Beatificação de Oscar Romero revela luta simbólica em torno do mártir católico – Por Rodrigo Coppe Caldeira
"Nós não somos
demagogicamente a favor de uma classe social; nós somos a favor do Reino de
Deus, e nós queremos promover justiça, amor, e compreensão, onde quer que haja
um coração bem disposto", Mons. Oscar Romero em homilia proferida em 1979.
Que a comunicação seja um
fenômeno complexo, marcado por mediações por onde atravessam os signos
linguísticos, que são difundidos, recepcionados e apropriados de maneiras
diferentes, é um fato indiscutível.
O tema da apropriação nessa seara é um dos
mais instigantes. Tratei dele, de alguma forma, quando escrevi um artigo para
a Folha de S. Paulo que perguntava em seu título se o pontífice era
comunista.
Lá, observei a existência de grupos à esquerda e à direita do
espectro político que se apropriavam de Francisco, fazendo dele um propugnador
de seus ideais, como tenta o primeiro grupo, ou um inimigo da Igreja e sua
tradição, como advoga o segundo.
Ontem me deparei com um artigo de
Frei Betto em sua coluna no O Globo. O articulista tratava da beatificação
do arcebispo de San Salvador Dom Oscar Romero, contumaz defensor dos direitos
humanos em seu país dividido pela guerra civil. Num dos trechos do texto
afirmou:
"Para os católicos conservadores, canonizar Romero significaria
sacralizar a Teologia da Libertação, da qual se tornara adepto ao fazer opção
pelos pobres."
A frase faz o leitor concluir duas coisas: que Romero, ao
fazer a opção pelos pobres, se tornara automaticamente adepto da Teologia da
Libertação, e que os "católicos conservadores" acreditam que o arcebispo
pertencia a essa corrente teológica, o que pode ser uma verdade apenas parcial,
relativo, no caso, aos mal informados.
Os usos da figura de Dom Romero
pela chamada "esquerda católica" latino-americana, com o intuito de
fazer dele um de seus baluartes, percorre o mesmo caminho da apropriação do
papa Francisco como imagem e semelhança de suas causas políticas. Se aplicamos
a conclusão de Betto universalmente, Francisco também se tornaria um adepto da
Teologia da Libertação "ao fazer opção pelos pobres".
Na América
Central podemos encontrar camisetas que trazem Romero ao lado de Salvador
Allende e Che Guevara.
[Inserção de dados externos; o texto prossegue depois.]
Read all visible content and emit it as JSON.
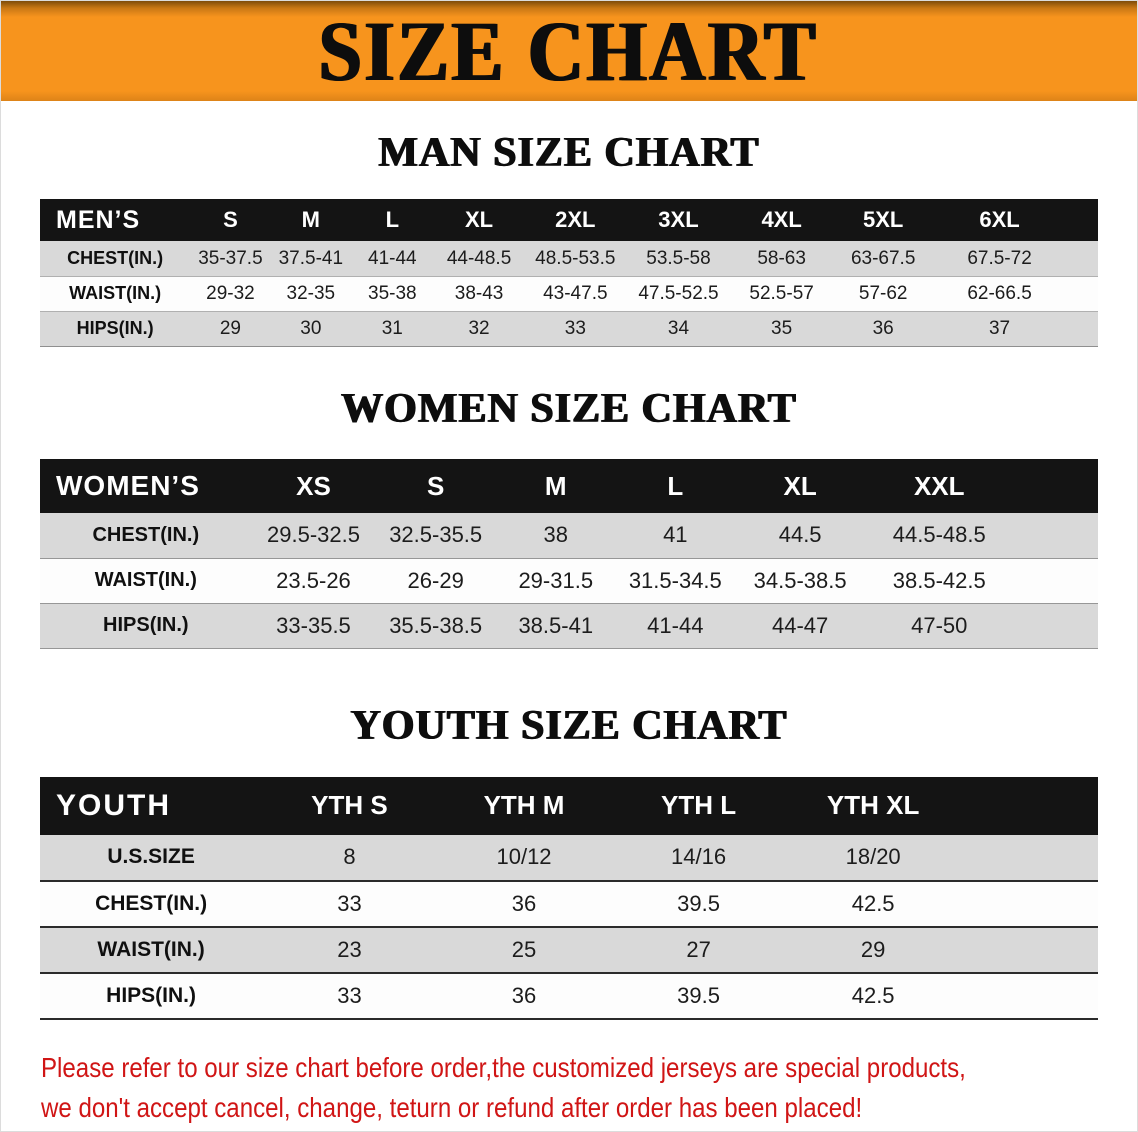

Num futuro próximo, talvez Francisco esteja entre os
personagens.
Betto relembra no início de seu
texto, no entanto, que Romero demonstrava "nítidas tendências conservadoras"
e que era "avesso à Teologia da Libertação". De fato, o era. E pelo
que consta, parece nunca ter se afastado dessa posição, como o frei quer fazer
crer. Segundo seu secretário pessoal, Mons. Jesús Delgado, Romero nunca
tinha se interessado por essa perspectiva teológica.
Os livros que ganhava dos
teólogos da libertação que o visitava eram deixados de lado pelo bispo. Nunca
os lia, de acordo com o secretário. A pastoral de Romero era profundamente
inspirada no Evangelho.
Segundo Delgado, "da Teologia da Libertação não
sabia nada [...] ele estava aderido fielmente à Igreja Católica e sobretudo à
doutrina dos papas".
O site do Opus Dei
movimento conservador da Igreja Católica fundado por São José Maria Scrivá,
considerado um antípoda dos católicos progressistas, traz com júbilo em 15 de
fevereiro de 2015 a notícia da beatificação do salvadorenho.
Segundo
Dom Javier Echevarria, prelado do grupo, Romero foi um dos primeiros bispos a
se manifestar ao papa Paulo VI defendendo a abertura do processo de canonização
de Scrivá.
O assassinato do bispo salvadorenho no dia 24 de março de 1980 foi
precedido, segundo o site, de uma "convivência para sacerdotes organizada
por sacerdotes do Opus Dei", com a presença de Romero. Além do mais,
Romero teria profunda admiração pela espiritualidade do grupo.
Uma volta pela web e encontro artigo do
jornal El País intitulado: "Papa aprova a beatificação do maior
nome da Teologia da Libertação". O jornal espanhol já escolheu o seu lado.